Let f(t)=t\sqrt{4-t} on the interval [-1,3]. Find the absolute maximum and absolute minimum of f(t) on this interval.
The absolute max occurs at t=.
The absolute min occurs at t=
To find the absolute maximum and absolute minimum of a function on a closed interval, we can use the Extreme Value Theorem and calculate the critical points and endpoints of the interval.
1. Calculate the derivative of f(t):
f'(t) = (d/dt) (t√(4-t))
Using the product rule, we get:
f'(t) = √(4-t) - (t/(2√(4-t)))
2. Find the critical points:
To find the critical points, we need to find where the derivative is equal to zero or undefined.
Setting f'(t) = 0, we have:
√(4-t) - (t/(2√(4-t))) = 0
Multiply through by 2√(4-t) to eliminate the fractions:
2(4-t) - t = 0
8 - 2t - t = 0
8 - 3t = 0
3t = 8
t = 8/3
3. Calculate the endpoints of the interval:
The endpoints of the interval [-1,3] are -1 and 3.
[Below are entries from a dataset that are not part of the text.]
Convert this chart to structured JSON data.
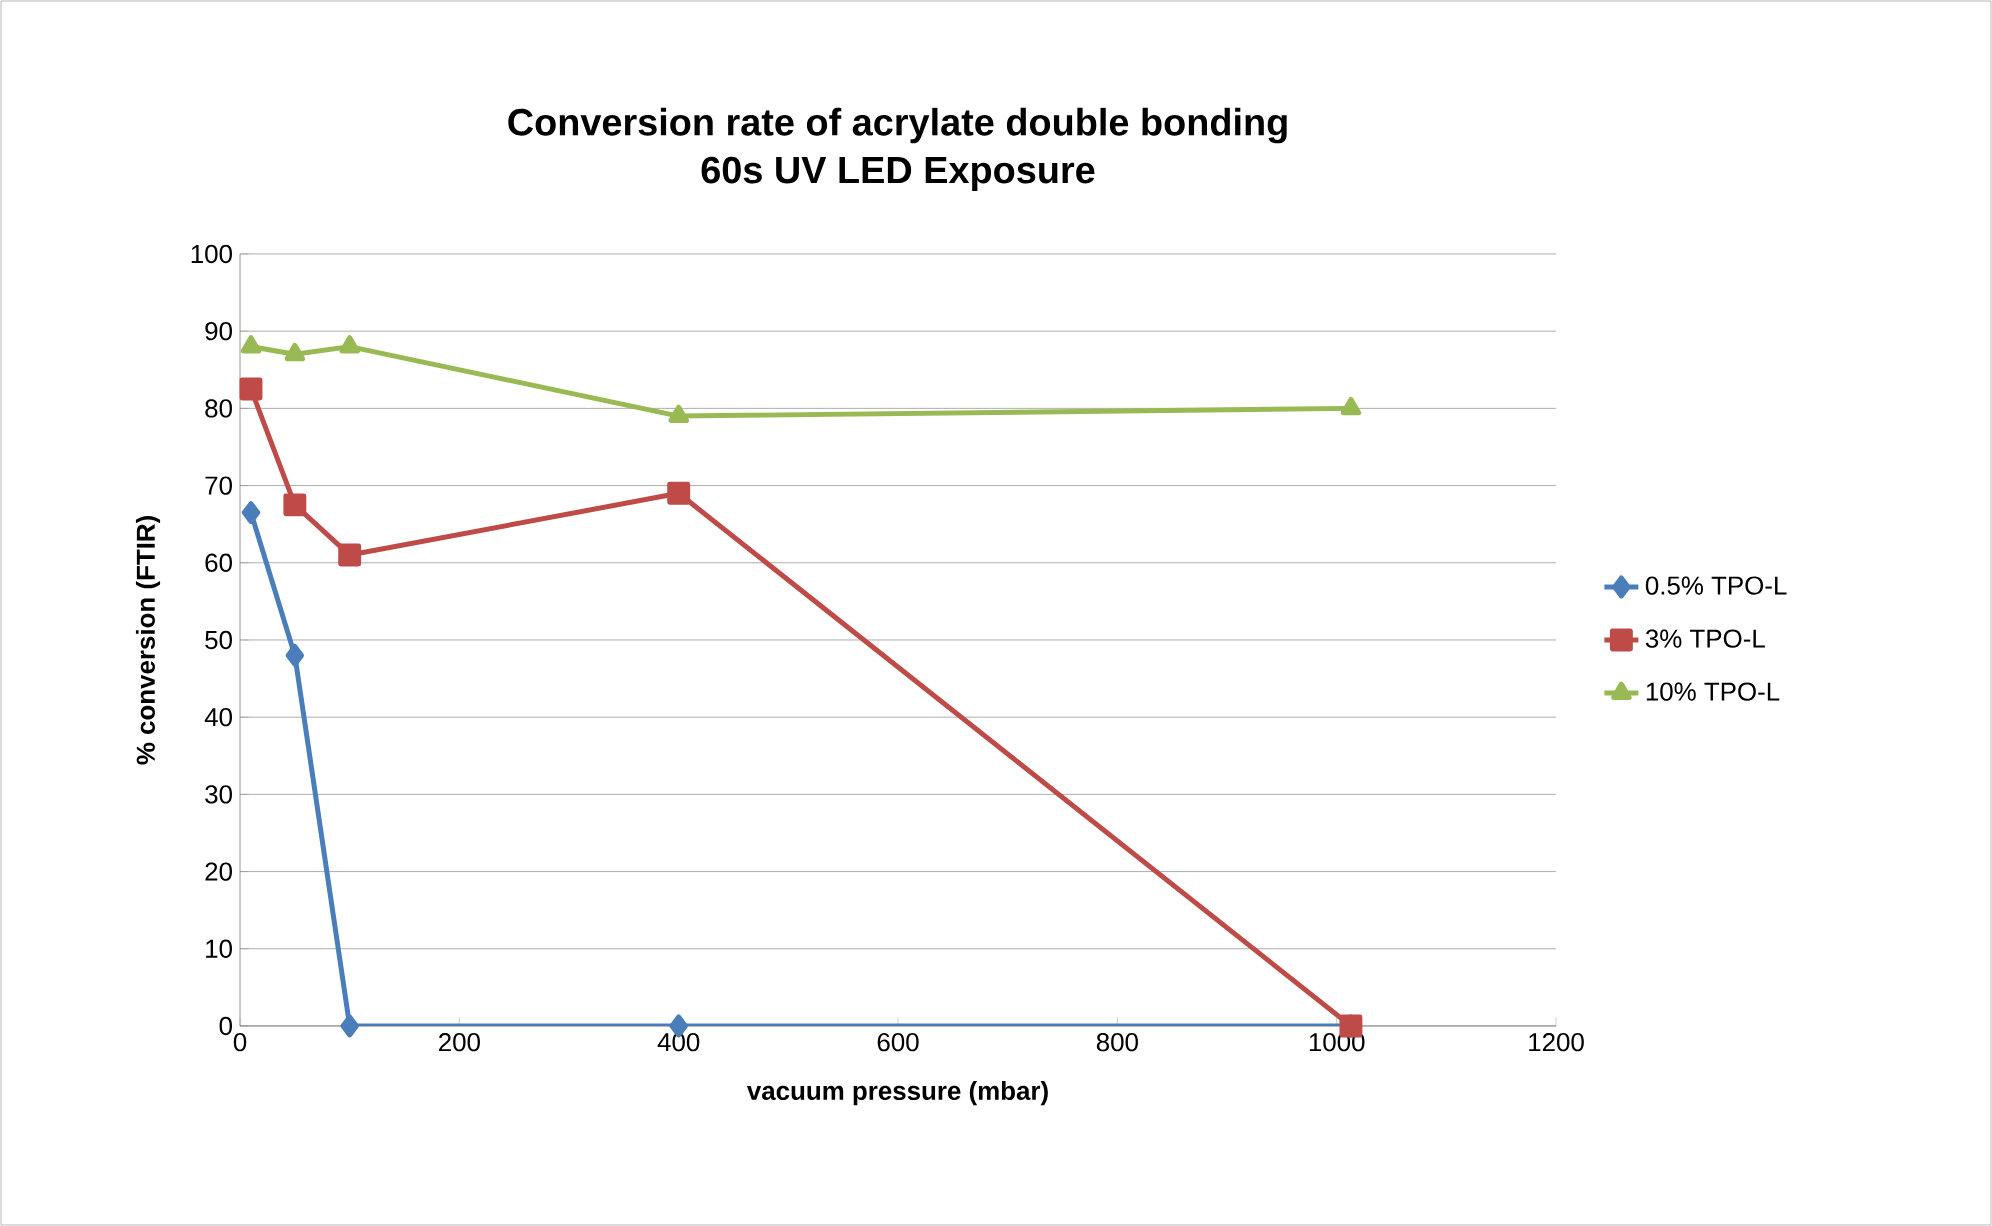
{
  "chart_data": {
    "type": "line",
    "title": "Conversion rate of acrylate double bonding\n60s UV LED Exposure",
    "xlabel": "vacuum pressure (mbar)",
    "ylabel": "% conversion (FTIR)",
    "x": [
      10,
      50,
      100,
      400,
      1013
    ],
    "series": [
      {
        "name": "0.5% TPO-L",
        "color": "#4a7ebb",
        "marker": "diamond",
        "values": [
          66.5,
          48,
          0,
          0,
          0
        ]
      },
      {
        "name": "3% TPO-L",
        "color": "#be4b48",
        "marker": "square",
        "values": [
          82.5,
          67.5,
          61,
          69,
          0
        ]
      },
      {
        "name": "10% TPO-L",
        "color": "#98b954",
        "marker": "triangle",
        "values": [
          88,
          87,
          88,
          79,
          80
        ]
      }
    ],
    "xlim": [
      0,
      1200
    ],
    "xticks": [
      0,
      200,
      400,
      600,
      800,
      1000,
      1200
    ],
    "ylim": [
      0,
      100
    ],
    "yticks": [
      0,
      10,
      20,
      30,
      40,
      50,
      60,
      70,
      80,
      90,
      100
    ],
    "grid": "y",
    "legend": "right",
    "line_style": "solid"
  }
}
4. Evaluate the function f(t) at the critical points and endpoints:
f(-1) = (-1)√(4-(-1)) = (-1)√(5) = -√5
f(3) = (3)√(4-3) = (3)√(1) = 3
f(8/3) = (8/3)√(4-(8/3))
To simplify further, we can rationalize the denominator:
f(8/3) = (8/3)√(12/3 - 8/3) = (8/3)√(4/3) = (8/3)(2/√3) = 16/√3
5. Compare the values of f(t) at the critical points and endpoints:
The absolute maximum occurs at the endpoint t = 3 with a value of f(3) = 3.
The absolute minimum occurs either at the endpoint t = -1 with a value of f(-1) = -√5 or at the critical point t = 8/3 with a value of f(8/3) = 16/√3.
Therefore, the absolute maximum of f(t) on the interval [-1,3] occurs at t = 3, and the absolute minimum occurs at t = -1 or t = 8/3.